Abstract

We study semantic event classification in the consumer domain by incorporating cross-domain and within-domain learning. An event is defined as a set of photos and/or videos that are taken within a common period of time, and have similar visual appearance. Events are generated from unconstrained consumer photo and video collections, by an automatic content management system, e.g., an automatic albuming system. Such consumer events have the following characteristics: an event can contain both photos and videos; there usually exist noisy/erroneous images resulting from imperfect albuming; and event data taken by different users, although from the same semantic category, can have highly diverse visual content.

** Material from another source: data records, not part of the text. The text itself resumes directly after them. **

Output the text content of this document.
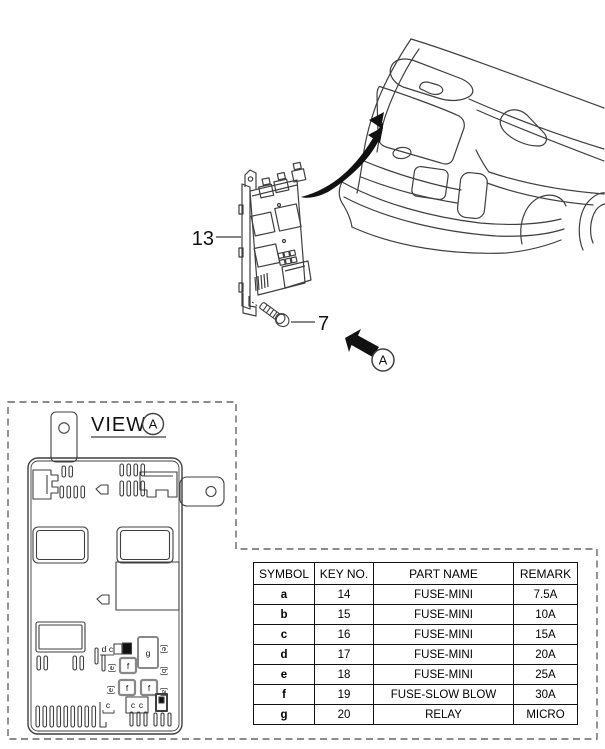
13
7
A
VIEW A
d c	g
f
f f
[e]
[e]
[e]
[b]
[a]
c c c
SYMBOL	KEY NO.	PART NAME	REMARK
a	14	FUSE-MINI	7.5A
b	15	FUSE-MINI	10A
c	16	FUSE-MINI	15A
d	17	FUSE-MINI	20A
e	18	FUSE-MINI	25A
f	19	FUSE-SLOW BLOW	30A
g	20	RELAY	MICRO
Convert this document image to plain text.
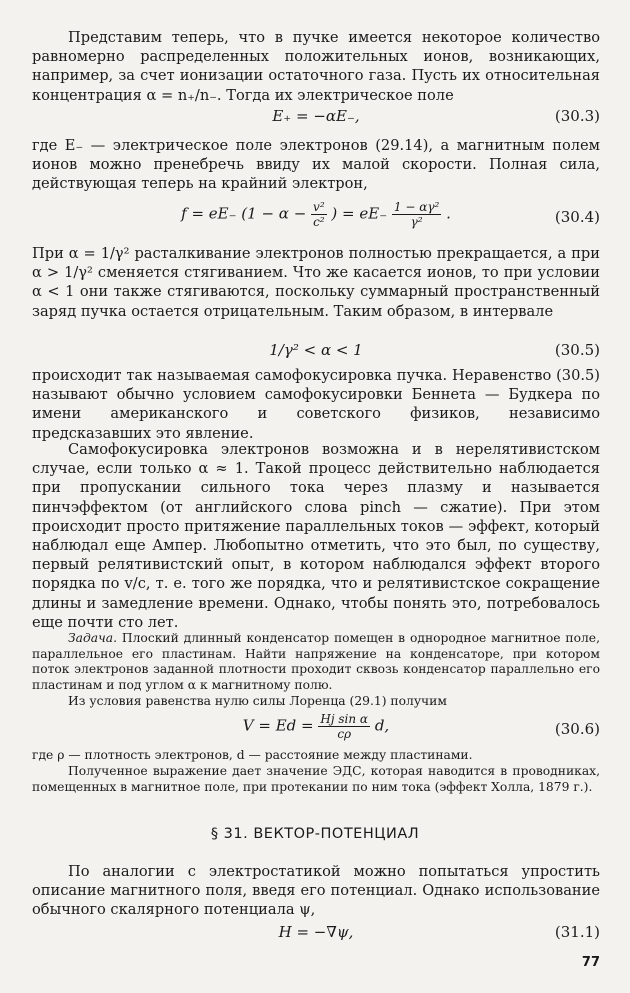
Представим теперь, что в пучке имеется некоторое количество равномерно распределенных положительных ионов, возникающих, например, за счет ионизации остаточного газа. Пусть их относительная концентрация α = n₊/n₋. Тогда их электрическое поле

E₊ = −αE₋,	(30.3)

где E₋ — электрическое поле электронов (29.14), а магнитным полем ионов можно пренебречь ввиду их малой скорости. Полная сила, действующая теперь на крайний электрон,

f = eE₋ ($1 - \alpha - \frac{\text{v²}}{\text{c²}}$ ) = $eE_- \frac{\text{1 − αγ²}}{\text{γ²}}$ .	(30.4)

При α = 1/γ² расталкивание электронов полностью прекращается, а при α > 1/γ² сменяется стягиванием. Что же касается ионов, то при условии α < 1 они также стягиваются, поскольку суммарный пространственный заряд пучка остается отрицательным. Таким образом, в интервале

1/γ² < α < 1	(30.5)

происходит так называемая самофокусировка пучка. Неравенство (30.5) называют обычно условием самофокусировки Беннета — Будкера по имени американского и советского физиков, независимо предсказавших это явление.

Самофокусировка электронов возможна и в нерелятивистском случае, если только α ≈ 1. Такой процесс действительно наблюдается при пропускании сильного тока через плазму и называется пинчэффектом (от английского слова pinch — сжатие). При этом происходит просто притяжение параллельных токов — эффект, который наблюдал еще Ампер. Любопытно отметить, что это был, по существу, первый релятивистский опыт, в котором наблюдался эффект второго порядка по v/c, т. е. того же порядка, что и релятивистское сокращение длины и замедление времени. Однако, чтобы понять это, потребовалось еще почти сто лет.

Задача. Плоский длинный конденсатор помещен в однородное магнитное поле, параллельное его пластинам. Найти напряжение на конденсаторе, при котором поток электронов заданной плотности проходит сквозь конденсатор параллельно его пластинам и под углом α к магнитному полю.

Из условия равенства нулю силы Лоренца (29.1) получим

$V = Ed = \frac{\text{Hj sin α}}{c\rho} d$,	(30.6)

где ρ — плотность электронов, d — расстояние между пластинами.

Полученное выражение дает значение ЭДС, которая наводится в проводниках, помещенных в магнитное поле, при протекании по ним тока (эффект Холла, 1879 г.).

§ 31. ВЕКТОР-ПОТЕНЦИАЛ

По аналогии с электростатикой можно попытаться упростить описание магнитного поля, введя его потенциал. Однако использование обычного скалярного потенциала ψ,

H = −∇ψ,	(31.1)
77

To accommodate these characteristics, we develop a general two-step Event-Level Feature (ELF) learning framework that enables the use of external data sources by cross-domain learning and the use of region-level representations, to enhance classification. Specifically, in the first step an elementary-level feature is used to represent images and videos. Then in the second step an ELF is constructed on top of the elementary feature to model each event as a feature vector. Semantic event classifiers can be directly built based on the ELF. Various ELFs are generated from different types of elementary-level features by using both cross-domain and within-domain learning: cross-domain approaches use two sets of concept scores at both image and region level that are learned from two external data sources; within-domain approaches use low-level visual features at both image and region level. Different types of ELFs complement each other for improved classification. Experiments over a large real consumer data set confirm significant improvements, e.g., over 90% MAP gain compared to the previous semantic event classification method.